If you've ever done color, you know you mix the color with the developer and shake it up. This kit has 2 colors and 2 developers, one that is the basic color and the second is the gloss. My main color was soft black and the gloss was red. I got a little confused in the process, even though there are detailed instructions. You are supposed to put the first mixture on the roots for 15 minutes and then the gloss on the rest, specifically the ends, for 10 minutes. I put the first bottle on and got paranoid about am I reading it wrong and I'm going to have black roots and red middle hair and so I put the black all over, which I think was wrong.

There are two steps, stain blocking cream and two sets of gloves, but I still managed to dye my arms and forehead and also my bathroom looked a lot like a crime scene. I don't know if it was the extra step or what but I got dye all over the place. I expect, knowing that, that next time I'll be able to contain the carnage with planning. 

In the end, the color is really nice. My hair texture feels unchanged, which is different than the plasticky Barbie hair I usually have post-color, and the color is really strong and shiny. I don't really have the red tone I expected, but that's my fault for not using the gloss correctly. 
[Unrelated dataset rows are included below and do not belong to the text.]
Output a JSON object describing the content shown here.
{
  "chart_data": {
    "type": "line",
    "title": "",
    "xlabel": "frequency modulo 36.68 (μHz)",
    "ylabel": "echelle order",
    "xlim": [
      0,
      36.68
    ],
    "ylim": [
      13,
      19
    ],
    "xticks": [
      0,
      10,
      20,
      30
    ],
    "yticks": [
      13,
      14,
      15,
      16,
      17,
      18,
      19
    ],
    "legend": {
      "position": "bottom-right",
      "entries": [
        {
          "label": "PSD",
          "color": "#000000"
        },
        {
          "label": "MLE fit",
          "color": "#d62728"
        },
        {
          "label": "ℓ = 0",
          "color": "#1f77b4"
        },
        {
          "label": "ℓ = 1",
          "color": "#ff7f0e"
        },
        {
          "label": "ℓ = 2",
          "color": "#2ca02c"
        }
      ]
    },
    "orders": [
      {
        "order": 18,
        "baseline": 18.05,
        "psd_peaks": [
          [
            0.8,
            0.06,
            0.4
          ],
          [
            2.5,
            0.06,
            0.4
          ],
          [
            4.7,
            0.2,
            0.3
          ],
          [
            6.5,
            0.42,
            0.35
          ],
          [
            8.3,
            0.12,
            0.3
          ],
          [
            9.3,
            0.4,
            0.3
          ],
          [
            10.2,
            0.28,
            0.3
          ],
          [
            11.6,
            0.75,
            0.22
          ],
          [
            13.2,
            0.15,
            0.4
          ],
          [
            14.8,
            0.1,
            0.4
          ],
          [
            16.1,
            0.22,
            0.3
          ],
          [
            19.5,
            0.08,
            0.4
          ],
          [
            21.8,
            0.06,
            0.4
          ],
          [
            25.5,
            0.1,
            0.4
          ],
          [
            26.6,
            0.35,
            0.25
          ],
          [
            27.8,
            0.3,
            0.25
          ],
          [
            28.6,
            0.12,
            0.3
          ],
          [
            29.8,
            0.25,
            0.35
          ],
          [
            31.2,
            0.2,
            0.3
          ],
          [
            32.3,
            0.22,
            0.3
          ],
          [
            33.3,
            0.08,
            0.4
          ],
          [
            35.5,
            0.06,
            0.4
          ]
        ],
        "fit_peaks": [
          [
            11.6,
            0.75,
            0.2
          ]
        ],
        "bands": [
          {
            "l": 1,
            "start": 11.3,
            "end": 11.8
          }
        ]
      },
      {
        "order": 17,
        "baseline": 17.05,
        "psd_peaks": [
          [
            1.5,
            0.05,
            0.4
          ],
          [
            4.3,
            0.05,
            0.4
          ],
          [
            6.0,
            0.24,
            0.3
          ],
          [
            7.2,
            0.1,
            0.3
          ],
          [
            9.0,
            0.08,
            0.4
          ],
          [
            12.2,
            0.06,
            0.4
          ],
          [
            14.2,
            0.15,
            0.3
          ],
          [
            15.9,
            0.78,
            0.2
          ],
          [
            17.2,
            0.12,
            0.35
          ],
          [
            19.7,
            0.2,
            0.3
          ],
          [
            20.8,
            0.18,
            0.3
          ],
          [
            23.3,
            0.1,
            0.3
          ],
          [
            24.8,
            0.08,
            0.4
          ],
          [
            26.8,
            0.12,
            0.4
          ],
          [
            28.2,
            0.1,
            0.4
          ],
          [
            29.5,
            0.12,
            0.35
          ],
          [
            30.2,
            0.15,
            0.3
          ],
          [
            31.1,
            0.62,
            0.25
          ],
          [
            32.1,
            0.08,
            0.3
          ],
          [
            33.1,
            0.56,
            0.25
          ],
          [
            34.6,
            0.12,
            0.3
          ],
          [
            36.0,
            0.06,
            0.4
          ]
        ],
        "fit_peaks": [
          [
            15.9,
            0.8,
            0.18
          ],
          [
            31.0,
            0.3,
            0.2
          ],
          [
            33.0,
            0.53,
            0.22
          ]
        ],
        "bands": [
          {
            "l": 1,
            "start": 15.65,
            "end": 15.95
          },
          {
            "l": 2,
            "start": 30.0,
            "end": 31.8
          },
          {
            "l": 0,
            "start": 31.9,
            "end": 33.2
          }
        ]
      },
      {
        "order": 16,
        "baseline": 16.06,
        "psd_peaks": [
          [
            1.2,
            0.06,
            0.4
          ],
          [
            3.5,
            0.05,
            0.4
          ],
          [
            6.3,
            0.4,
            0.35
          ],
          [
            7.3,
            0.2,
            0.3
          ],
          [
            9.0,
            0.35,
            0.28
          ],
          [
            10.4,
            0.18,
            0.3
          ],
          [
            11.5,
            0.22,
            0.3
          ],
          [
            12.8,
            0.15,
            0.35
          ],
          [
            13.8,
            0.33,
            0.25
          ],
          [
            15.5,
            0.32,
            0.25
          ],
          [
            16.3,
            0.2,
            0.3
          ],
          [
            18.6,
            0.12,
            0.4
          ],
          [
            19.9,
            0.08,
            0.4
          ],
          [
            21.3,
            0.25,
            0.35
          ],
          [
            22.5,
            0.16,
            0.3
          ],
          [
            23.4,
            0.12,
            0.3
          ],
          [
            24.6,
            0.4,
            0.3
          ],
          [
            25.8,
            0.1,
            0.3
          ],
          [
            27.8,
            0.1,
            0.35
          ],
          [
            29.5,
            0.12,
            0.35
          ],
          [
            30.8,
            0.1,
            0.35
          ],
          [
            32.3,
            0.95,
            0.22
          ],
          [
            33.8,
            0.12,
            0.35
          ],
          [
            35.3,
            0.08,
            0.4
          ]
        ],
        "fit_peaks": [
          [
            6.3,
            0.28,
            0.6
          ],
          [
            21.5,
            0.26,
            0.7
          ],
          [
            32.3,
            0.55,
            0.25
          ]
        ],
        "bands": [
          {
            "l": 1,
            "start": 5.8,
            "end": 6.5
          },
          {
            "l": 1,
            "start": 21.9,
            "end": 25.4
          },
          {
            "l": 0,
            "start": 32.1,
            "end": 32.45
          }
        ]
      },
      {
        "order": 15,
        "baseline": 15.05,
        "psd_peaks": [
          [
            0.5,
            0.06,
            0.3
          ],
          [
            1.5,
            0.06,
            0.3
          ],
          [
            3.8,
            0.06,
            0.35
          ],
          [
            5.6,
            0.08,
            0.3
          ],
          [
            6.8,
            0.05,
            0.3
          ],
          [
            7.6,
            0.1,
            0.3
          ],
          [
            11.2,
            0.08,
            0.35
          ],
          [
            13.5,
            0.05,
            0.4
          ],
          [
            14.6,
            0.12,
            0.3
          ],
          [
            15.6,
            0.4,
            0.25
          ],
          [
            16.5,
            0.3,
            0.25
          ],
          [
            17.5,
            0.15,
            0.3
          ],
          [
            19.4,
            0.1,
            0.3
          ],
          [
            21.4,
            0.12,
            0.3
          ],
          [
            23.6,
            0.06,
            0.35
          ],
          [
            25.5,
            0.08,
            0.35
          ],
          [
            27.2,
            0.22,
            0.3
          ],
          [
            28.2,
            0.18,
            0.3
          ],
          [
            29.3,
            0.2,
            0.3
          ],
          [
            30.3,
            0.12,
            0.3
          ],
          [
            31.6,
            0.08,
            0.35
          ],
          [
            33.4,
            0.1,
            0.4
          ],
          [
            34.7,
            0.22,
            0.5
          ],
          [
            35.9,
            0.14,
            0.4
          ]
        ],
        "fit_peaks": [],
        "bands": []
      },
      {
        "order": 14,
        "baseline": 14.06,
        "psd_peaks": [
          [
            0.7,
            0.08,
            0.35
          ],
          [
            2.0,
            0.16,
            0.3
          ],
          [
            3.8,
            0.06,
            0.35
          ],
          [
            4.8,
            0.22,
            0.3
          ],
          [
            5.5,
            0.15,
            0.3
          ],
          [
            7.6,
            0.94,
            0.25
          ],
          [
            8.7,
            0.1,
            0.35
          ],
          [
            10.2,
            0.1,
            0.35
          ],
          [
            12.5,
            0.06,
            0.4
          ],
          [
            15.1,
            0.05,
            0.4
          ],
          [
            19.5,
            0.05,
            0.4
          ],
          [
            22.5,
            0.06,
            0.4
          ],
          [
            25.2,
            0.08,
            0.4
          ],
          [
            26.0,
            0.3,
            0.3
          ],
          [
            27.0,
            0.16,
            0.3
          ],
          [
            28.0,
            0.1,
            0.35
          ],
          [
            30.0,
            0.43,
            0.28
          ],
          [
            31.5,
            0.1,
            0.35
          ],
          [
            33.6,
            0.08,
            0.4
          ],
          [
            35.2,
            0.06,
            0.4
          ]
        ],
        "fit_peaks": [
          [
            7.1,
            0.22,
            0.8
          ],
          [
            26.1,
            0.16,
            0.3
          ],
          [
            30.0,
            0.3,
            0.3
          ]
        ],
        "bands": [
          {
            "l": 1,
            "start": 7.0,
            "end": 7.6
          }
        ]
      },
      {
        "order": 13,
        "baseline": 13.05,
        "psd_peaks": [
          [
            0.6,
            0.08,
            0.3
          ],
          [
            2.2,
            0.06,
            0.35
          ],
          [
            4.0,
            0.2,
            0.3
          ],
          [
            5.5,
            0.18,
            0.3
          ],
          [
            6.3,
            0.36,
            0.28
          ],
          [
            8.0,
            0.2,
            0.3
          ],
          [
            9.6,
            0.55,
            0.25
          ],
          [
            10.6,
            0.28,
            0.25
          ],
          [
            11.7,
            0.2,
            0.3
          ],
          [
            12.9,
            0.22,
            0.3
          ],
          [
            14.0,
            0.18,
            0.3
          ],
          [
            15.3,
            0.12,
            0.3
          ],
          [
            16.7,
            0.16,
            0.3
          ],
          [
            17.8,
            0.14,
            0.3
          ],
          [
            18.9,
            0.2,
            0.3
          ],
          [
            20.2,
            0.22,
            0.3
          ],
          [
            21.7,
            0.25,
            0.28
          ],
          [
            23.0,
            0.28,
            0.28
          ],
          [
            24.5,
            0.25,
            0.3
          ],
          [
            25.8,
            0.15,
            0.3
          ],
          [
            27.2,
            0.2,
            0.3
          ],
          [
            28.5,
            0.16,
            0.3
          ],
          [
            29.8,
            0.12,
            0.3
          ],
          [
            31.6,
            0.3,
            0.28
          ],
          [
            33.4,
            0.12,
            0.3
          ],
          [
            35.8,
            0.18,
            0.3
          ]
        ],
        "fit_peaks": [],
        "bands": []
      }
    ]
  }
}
So overall I recommend this stuff if you can't afford a salon. To me, it is an alternative to box color, but would feel complicated for someone who normally has their hair color done for them. Once the promotion is over I think it'll run about 20 bucks, and totally worth it.





I apologize for the "traditional selfie" nature of this photograph. I needed to show you the color, but I never meant to look fabulous. Accident. 

I think a basic rule of blogging is not talking about blogging. It's one of those meta-fight-club things where the blogger never really references the medium of blogging. Listen, guys, I didn't make it in fight club and I didn't sign anything at blogger club, so I'll talk about it. I'm in a slump.

It's not like there's nothing happening. Life is happening, my kids continue to be hilarious and I'd like to think I'm growing as a person. Somehow none of that is making it into the brain space that is writing. Every time I think about putting life into words, something freezes up and I feel stuck. I don't know if I need an exorcism or a vacation, but I'm working on it. Writing this, celebrating and mourning our shared experiences, it's too much a part of me to stop doing. 

And that is why after nearly a month, I am back, writing about hair color. Because it's in my brain and it's not stuck. Consider it priming the pump for better stories.